PROJETOS DE LEI EM TRAMITAÇÃO NO CONGRESSO PODEM ALTERAR A TRIBUTAÇÃO DOS DIVIDENDOS NO BRASIL

- 05/02/2020

Atualmente os dividendos são isentos de tributação. A benesse é garantida desde 1996 pela Lei n. 9.245/1995. Tramitam no Congresso, porém, diversos projetos de lei com o objetivo de alterar a isenção da tributação e as alíquotas variam de 1% a 30%.

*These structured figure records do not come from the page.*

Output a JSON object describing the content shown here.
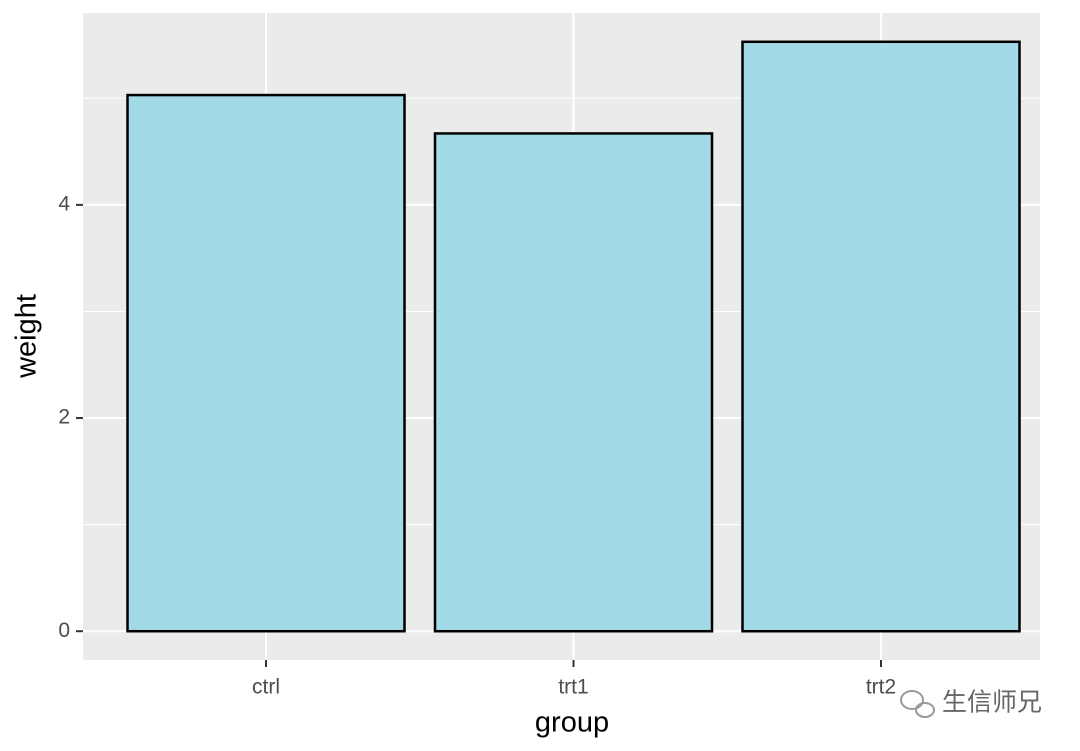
{
  "chart_data": {
    "type": "bar",
    "x_label": "group",
    "y_label": "weight",
    "categories": [
      "ctrl",
      "trt1",
      "trt2"
    ],
    "values": [
      5.03,
      4.67,
      5.53
    ],
    "color": "#a3dae7",
    "edge_color": "#000000",
    "ylim": [
      -0.27,
      5.8
    ],
    "yticks": [
      0,
      2,
      4
    ],
    "y_minor_grid": [
      1,
      3,
      5
    ],
    "grid": true,
    "watermark": "生信师兄"
  }
}
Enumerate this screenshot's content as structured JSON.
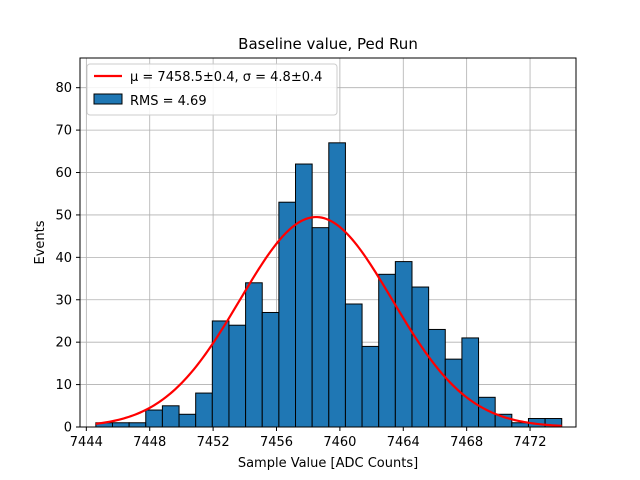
{
  "chart_data": {
    "type": "bar",
    "title": "Baseline value, Ped Run",
    "xlabel": "Sample Value [ADC Counts]",
    "ylabel": "Events",
    "xlim": [
      7443.6,
      7474.9
    ],
    "ylim": [
      0,
      87
    ],
    "xticks": [
      7444,
      7448,
      7452,
      7456,
      7460,
      7464,
      7468,
      7472
    ],
    "yticks": [
      0,
      10,
      20,
      30,
      40,
      50,
      60,
      70,
      80
    ],
    "grid": true,
    "legend_position": "upper-left",
    "bin_width": 1.05,
    "bin_start": 7444.6,
    "counts": [
      1,
      1,
      1,
      4,
      5,
      3,
      8,
      25,
      24,
      34,
      27,
      53,
      62,
      47,
      67,
      29,
      19,
      36,
      39,
      33,
      23,
      16,
      21,
      7,
      3,
      1,
      2,
      2
    ],
    "histogram": {
      "name": "RMS = 4.69",
      "color": "#1f77b4",
      "edgecolor": "#000000"
    },
    "fit": {
      "name": "μ = 7458.5±0.4, σ = 4.8±0.4",
      "type": "gaussian",
      "mu": 7458.5,
      "sigma": 4.8,
      "amplitude": 49.5,
      "x_range": [
        7444.6,
        7474
      ],
      "color": "#ff0000"
    },
    "legend": [
      {
        "label": "μ = 7458.5±0.4, σ = 4.8±0.4",
        "kind": "line",
        "color": "#ff0000"
      },
      {
        "label": "RMS = 4.69",
        "kind": "patch",
        "color": "#1f77b4"
      }
    ]
  }
}
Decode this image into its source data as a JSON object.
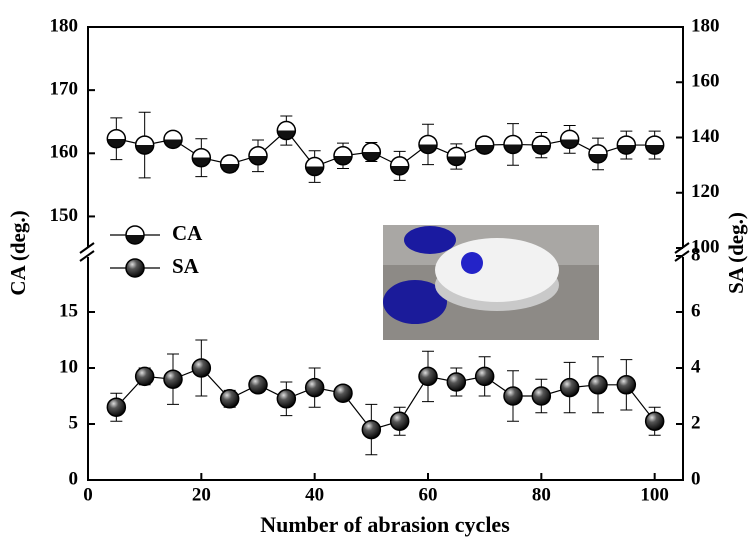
{
  "chart_data": {
    "type": "line",
    "xlabel": "Number of abrasion cycles",
    "ylabel": "CA (deg.)",
    "y2label": "SA (deg.)",
    "x": [
      5,
      10,
      15,
      20,
      25,
      30,
      35,
      40,
      45,
      50,
      55,
      60,
      65,
      70,
      75,
      80,
      85,
      90,
      95,
      100
    ],
    "xlim": [
      0,
      105
    ],
    "xticks": [
      0,
      20,
      40,
      60,
      80,
      100
    ],
    "ylim": [
      0,
      180
    ],
    "ybreak": [
      20,
      145
    ],
    "yticks": [
      0,
      5,
      10,
      15,
      150,
      160,
      170,
      180
    ],
    "y2lim": [
      0,
      180
    ],
    "y2break": [
      8,
      100
    ],
    "y2ticks": [
      0,
      2,
      4,
      6,
      8,
      100,
      120,
      140,
      160,
      180
    ],
    "legend": "upper left",
    "series": [
      {
        "name": "CA",
        "color": "#000000",
        "marker": "half-filled",
        "values": [
          162.3,
          161.3,
          162.2,
          159.3,
          158.3,
          159.6,
          163.6,
          157.9,
          159.6,
          160.2,
          158.0,
          161.4,
          159.5,
          161.3,
          161.4,
          161.3,
          162.2,
          159.9,
          161.3,
          161.3
        ],
        "errors": [
          3.3,
          5.2,
          1.0,
          3.0,
          1.2,
          2.5,
          2.3,
          2.5,
          2.0,
          1.5,
          2.3,
          3.2,
          2.0,
          1.0,
          3.3,
          2.0,
          2.2,
          2.5,
          2.2,
          2.2
        ]
      },
      {
        "name": "SA",
        "color": "#000000",
        "marker": "filled",
        "axis": "y2",
        "values": [
          2.6,
          3.7,
          3.6,
          4.0,
          2.9,
          3.4,
          2.9,
          3.3,
          3.1,
          1.8,
          2.1,
          3.7,
          3.5,
          3.7,
          3.0,
          3.0,
          3.3,
          3.4,
          3.4,
          2.1
        ],
        "errors": [
          0.5,
          0.3,
          0.9,
          1.0,
          0.3,
          0.2,
          0.6,
          0.7,
          0.2,
          0.9,
          0.5,
          0.9,
          0.5,
          0.7,
          0.9,
          0.6,
          0.9,
          1.0,
          0.9,
          0.5
        ]
      }
    ]
  }
}
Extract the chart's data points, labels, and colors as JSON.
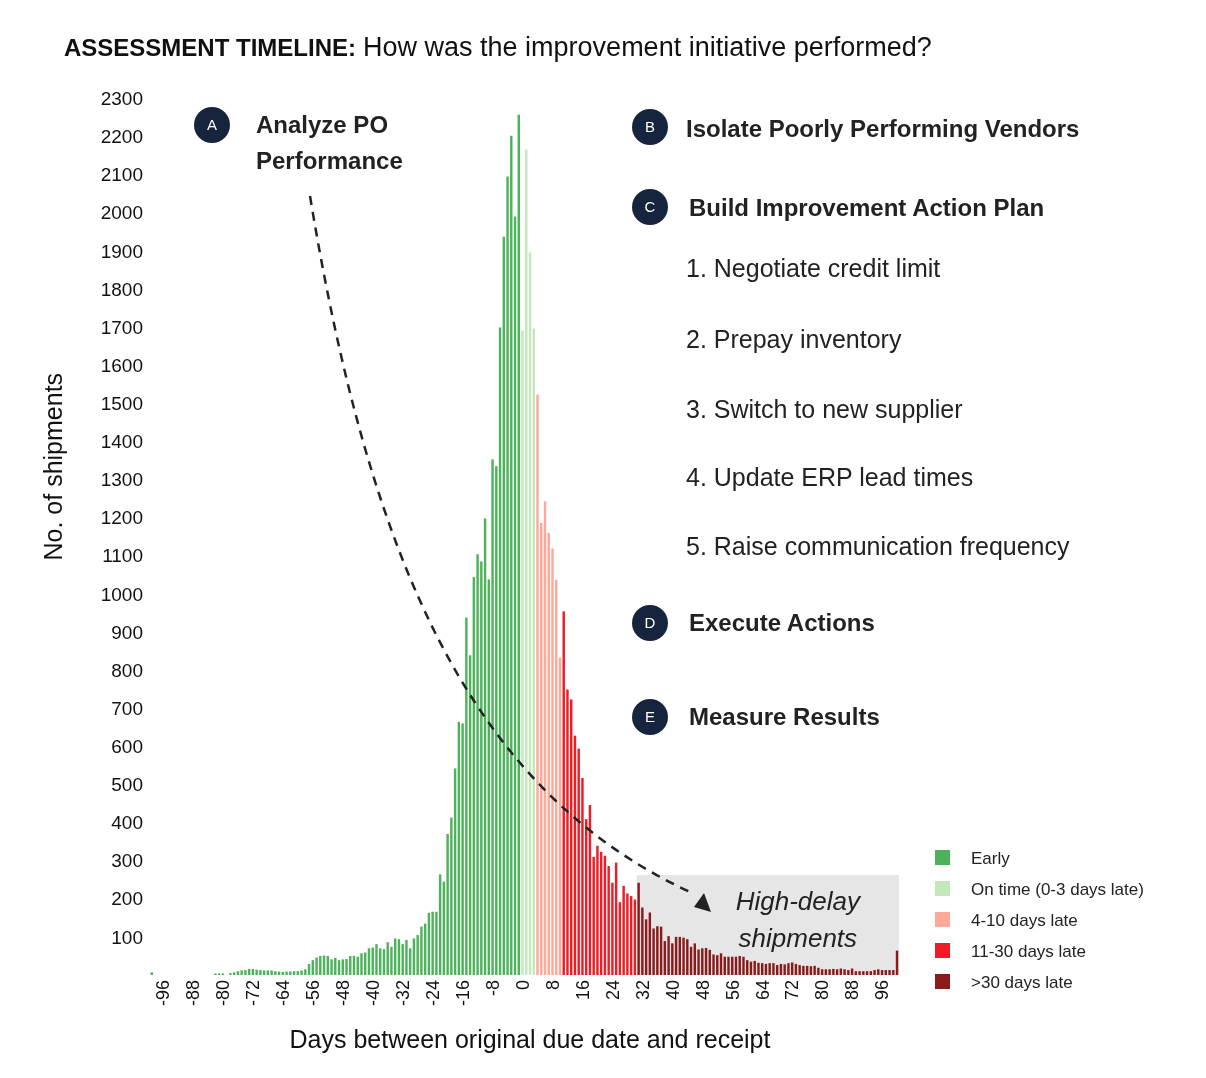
{
  "chart_data": {
    "type": "bar",
    "title": "ASSESSMENT TIMELINE:",
    "subtitle": "How was the improvement initiative performed?",
    "xlabel": "Days between original due date and receipt",
    "ylabel": "No. of shipments",
    "xlim": [
      -99.5,
      100.5
    ],
    "xticks": [
      -96,
      -88,
      -80,
      -72,
      -64,
      -56,
      -48,
      -40,
      -32,
      -24,
      -16,
      -8,
      0,
      8,
      16,
      24,
      32,
      40,
      48,
      56,
      64,
      72,
      80,
      88,
      96
    ],
    "ylim": [
      0,
      2300
    ],
    "yticks": [
      100,
      200,
      300,
      400,
      500,
      600,
      700,
      800,
      900,
      1000,
      1100,
      1200,
      1300,
      1400,
      1500,
      1600,
      1700,
      1800,
      1900,
      2000,
      2100,
      2200,
      2300
    ],
    "legend": "bottom right",
    "series": [
      {
        "name": "Early",
        "color": "#4db35a",
        "x": [
          -99,
          -98,
          -97,
          -96,
          -95,
          -94,
          -93,
          -92,
          -91,
          -90,
          -89,
          -88,
          -87,
          -86,
          -85,
          -84,
          -83,
          -82,
          -81,
          -80,
          -79,
          -78,
          -77,
          -76,
          -75,
          -74,
          -73,
          -72,
          -71,
          -70,
          -69,
          -68,
          -67,
          -66,
          -65,
          -64,
          -63,
          -62,
          -61,
          -60,
          -59,
          -58,
          -57,
          -56,
          -55,
          -54,
          -53,
          -52,
          -51,
          -50,
          -49,
          -48,
          -47,
          -46,
          -45,
          -44,
          -43,
          -42,
          -41,
          -40,
          -39,
          -38,
          -37,
          -36,
          -35,
          -34,
          -33,
          -32,
          -31,
          -30,
          -29,
          -28,
          -27,
          -26,
          -25,
          -24,
          -23,
          -22,
          -21,
          -20,
          -19,
          -18,
          -17,
          -16,
          -15,
          -14,
          -13,
          -12,
          -11,
          -10,
          -9,
          -8,
          -7,
          -6,
          -5,
          -4,
          -3,
          -2,
          -1
        ],
        "values": [
          7,
          0,
          0,
          0,
          0,
          0,
          0,
          0,
          0,
          0,
          0,
          0,
          0,
          0,
          0,
          0,
          0,
          4,
          4,
          4,
          0,
          5,
          7,
          10,
          12,
          13,
          16,
          16,
          14,
          13,
          12,
          12,
          12,
          10,
          9,
          8,
          9,
          9,
          10,
          10,
          12,
          15,
          29,
          39,
          46,
          50,
          51,
          50,
          41,
          45,
          39,
          41,
          42,
          50,
          50,
          48,
          57,
          59,
          70,
          72,
          81,
          70,
          68,
          86,
          74,
          96,
          94,
          81,
          92,
          70,
          96,
          105,
          127,
          135,
          163,
          166,
          166,
          264,
          245,
          370,
          413,
          542,
          664,
          660,
          938,
          839,
          1044,
          1104,
          1085,
          1198,
          1038,
          1353,
          1335,
          1699,
          1937,
          2095,
          2202,
          1990,
          2257
        ]
      },
      {
        "name": "On time (0-3 days late)",
        "color": "#c2e8bc",
        "x": [
          0,
          1,
          2,
          3
        ],
        "values": [
          1691,
          2166,
          1896,
          1696
        ]
      },
      {
        "name": "4-10 days late",
        "color": "#ffa898",
        "x": [
          4,
          5,
          6,
          7,
          8,
          9,
          10
        ],
        "values": [
          1523,
          1186,
          1243,
          1160,
          1119,
          1037,
          833
        ]
      },
      {
        "name": "11-30 days late",
        "color": "#ee1c25",
        "x": [
          11,
          12,
          13,
          14,
          15,
          16,
          17,
          18,
          19,
          20,
          21,
          22,
          23,
          24,
          25,
          26,
          27,
          28,
          29,
          30
        ],
        "values": [
          954,
          749,
          723,
          628,
          594,
          517,
          409,
          446,
          310,
          339,
          323,
          313,
          286,
          242,
          295,
          191,
          234,
          214,
          207,
          198
        ]
      },
      {
        "name": ">30 days late",
        "color": "#8b1a1a",
        "x": [
          31,
          32,
          33,
          34,
          35,
          36,
          37,
          38,
          39,
          40,
          41,
          42,
          43,
          44,
          45,
          46,
          47,
          48,
          49,
          50,
          51,
          52,
          53,
          54,
          55,
          56,
          57,
          58,
          59,
          60,
          61,
          62,
          63,
          64,
          65,
          66,
          67,
          68,
          69,
          70,
          71,
          72,
          73,
          74,
          75,
          76,
          77,
          78,
          79,
          80,
          81,
          82,
          83,
          84,
          85,
          86,
          87,
          88,
          89,
          90,
          91,
          92,
          93,
          94,
          95,
          96,
          97,
          98,
          99,
          100
        ],
        "values": [
          242,
          177,
          146,
          164,
          122,
          128,
          127,
          89,
          102,
          83,
          100,
          100,
          98,
          94,
          74,
          83,
          67,
          70,
          71,
          66,
          54,
          52,
          57,
          48,
          48,
          48,
          48,
          50,
          48,
          39,
          35,
          37,
          32,
          31,
          29,
          31,
          31,
          26,
          29,
          28,
          31,
          33,
          29,
          26,
          24,
          24,
          23,
          24,
          19,
          15,
          15,
          15,
          16,
          15,
          17,
          15,
          13,
          17,
          10,
          10,
          10,
          10,
          10,
          13,
          15,
          13,
          13,
          13,
          13,
          64
        ]
      }
    ],
    "bands": [
      {
        "axis": "x",
        "from": 30.5,
        "to": 100.5,
        "label": "High-delay shipments",
        "color": "#e6e6e6"
      }
    ],
    "annotations": [
      "A",
      "Analyze PO Performance",
      "B",
      "Isolate Poorly Performing Vendors",
      "C",
      "Build Improvement Action Plan",
      "1. Negotiate credit limit",
      "2. Prepay inventory",
      "3. Switch to new supplier",
      "4. Update ERP lead times",
      "5. Raise communication frequency",
      "D",
      "Execute Actions",
      "E",
      "Measure Results"
    ]
  }
}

Permite-se destacar que uma das propostas, com movimentação mais recente sobre o tema, é o Projeto de Lei 2015/2019, de autoria do senador Otto Alencar (PSD-BA), o qual propõe a incidência de 15% de Imposto de Renda Retido na Fonte (IRRF) sobre os dividendos, percentual que pode saltar para 25% nos casos em que o beneficiário estiver em paraísos fiscais. Já o Projeto de Lei 3061/2019, do senador Flávio Arns (Rede-PR), traz as mesmas alíquotas, porém exclui as micro e pequenas empresas optantes pelo Simples.

Integrantes do Ministério da Economia, por sua vez, têm levantado desde o começo de 2019 a discussão sobre a tributação de dividendos. Ao longo do ano tanto o ministro Paulo Guedes quanto outros integrantes da pasta afirmaram que a equipe econômica estuda a possibilidade de tributar os dividendos e reduzir os tributos incidentes sobre a renda da pessoa jurídica. Atualmente as empresas pagam 25% de Imposto de Renda Pessoa Jurídica (IRPJ) e 9% de Contribuição Social sobre o Lucro Líquido (CSLL).

Todavia, a tributação dos dividendos angaria muitos críticos, principalmente quando os projetos não trazem a redução do IRPJ e da CSLL, a exemplo dos outrora mencionados. Insta salientar que a referida mudança resultaria em uma bitributação, já que os lucros foram tributados pelo IRPJ e pela CSLL e, antes de tributados foram receita, essa tributada pelo PIS, COFINS e ICMS.

De acordo com as pesquisas realizadas pelo Grupo de Estudos de Políticas Tributárias da FGV Projetos, devido aos ajustes nas bases de cálculo, a soma das atuais alíquotas de IRPJ e CSLL acrescidas de 15% sobre os dividendos resultaria em 43,9% de tributação corporativa, carga essa considerada excessiva.

Nesse cenário, os especialistas apontam que a cobrança de tributos sobre os dividendos pode incentivar o planejamento tributário com o objetivo de distribuição disfarçada de lucro. Há, ainda, a possibilidade de a tributação incentivar as companhias a reinvestirem seu lucro em vez de distribuí-los aos sócios.

Outro caminho que poderia ser tomado pelas empresas seria a migração para os Juros sobre Capital Próprio (JCP), que também permitem a distribuição de lucro e podem ser abatidos da base de cálculo do IRPJ e da CSLL. A redução da base, porém, só é possível às poucas empresas que atualmente optam pela apuração dos tributos de acordo com a sistemática do Lucro Real.